In sum, preparation technology of the present invention is simple; Cost is low; Time is short; Energy consumption is low; Sulfur content is high and controlled; The ammonia that decomposition produces and hydrogen sulfide gas are easy to generate ammonium sulfide and recycle in circulating device, whole technical process is pollution-free; Repeatable strong; Be easy to large-scale production.The sulphur carbon composite of preparation is a kind of desirable lithium-sulfur cell positive electrode.
Description of drawings
Fig. 1 is the scanning electron microscope (SEM) photograph of the prepared sulphur/carbon composite of embodiment 1;
Fig. 2 is the scanning electron microscope (SEM) photograph of the prepared sulphur/carbon composite of embodiment 2;
Fig. 3 is the scanning electron microscope (SEM) photograph of the prepared sulphur/carbon composite of embodiment 3;
Fig. 4 is the scanning electron microscope (SEM) photograph of the prepared sulphur/carbon composite of embodiment 5;
Fig. 5 is the scanning electron microscope (SEM) photograph of the prepared sulphur/carbon composite of embodiment 6.

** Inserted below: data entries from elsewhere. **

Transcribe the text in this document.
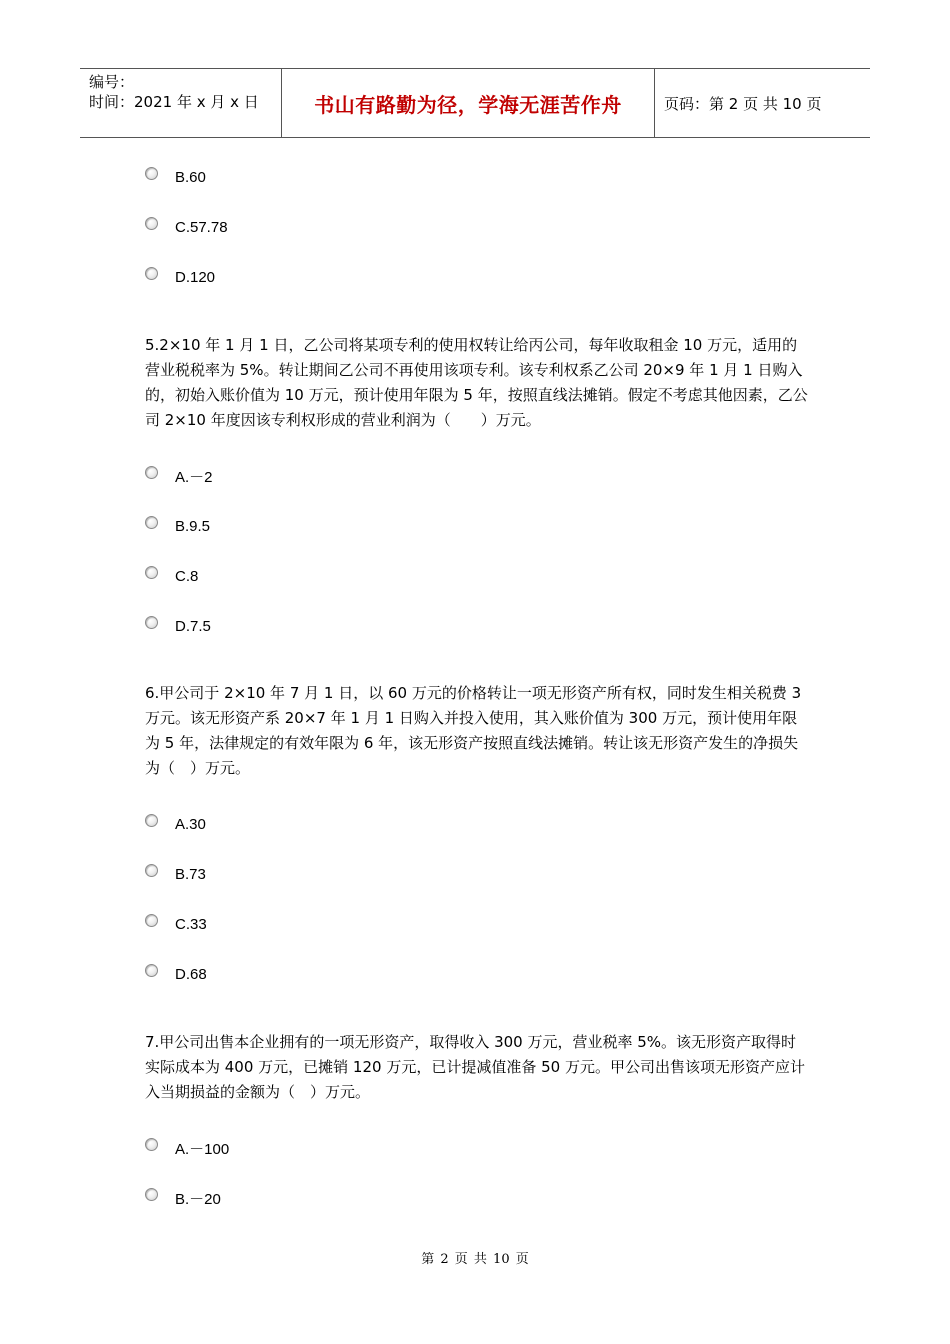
编号：
时间：2021 年 x 月 x 日	书山有路勤为径，学海无涯苦作舟	页码：第 2 页 共 10 页
B.60
C.57.78
D.120
5.2×10 年 1 月 1 日，乙公司将某项专利的使用权转让给丙公司，每年收取租金 10 万元，适用的营业税税率为 5%。转让期间乙公司不再使用该项专利。该专利权系乙公司 20×9 年 1 月 1 日购入的，初始入账价值为 10 万元，预计使用年限为 5 年，按照直线法摊销。假定不考虑其他因素，乙公司 2×10 年度因该专利权形成的营业利润为（　　）万元。
A.－2
B.9.5
C.8
D.7.5
6.甲公司于 2×10 年 7 月 1 日，以 60 万元的价格转让一项无形资产所有权，同时发生相关税费 3 万元。该无形资产系 20×7 年 1 月 1 日购入并投入使用，其入账价值为 300 万元，预计使用年限为 5 年，法律规定的有效年限为 6 年，该无形资产按照直线法摊销。转让该无形资产发生的净损失为（　）万元。
A.30
B.73
C.33
D.68
7.甲公司出售本企业拥有的一项无形资产，取得收入 300 万元，营业税率 5%。该无形资产取得时实际成本为 400 万元，已摊销 120 万元，已计提减值准备 50 万元。甲公司出售该项无形资产应计入当期损益的金额为（　）万元。
A.－100
B.－20
第 2 页 共 10 页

Fig. 6 is take the prepared sulphur/carbon composite of embodiment 1 as anodal 50 discharge capacity curve charts of lithium-sulfur cell;
Fig. 7 is that the prepared sulphur/carbon composite of embodiment 3 is anodal 50 discharge capacity curve charts of lithium-sulfur cell;
Fig. 8 is that the prepared sulphur/carbon composite of embodiment 4 is anodal 50 discharge capacity curve charts of lithium-sulfur cell;
Fig. 9 is that the prepared sulphur/carbon composite of embodiment 5 is anodal 50 discharge capacity curve charts of lithium-sulfur cell;
Figure 10 is that the prepared sulphur/carbon composite of embodiment 6 is anodal 50 discharge capacity curve charts of lithium-sulfur cell.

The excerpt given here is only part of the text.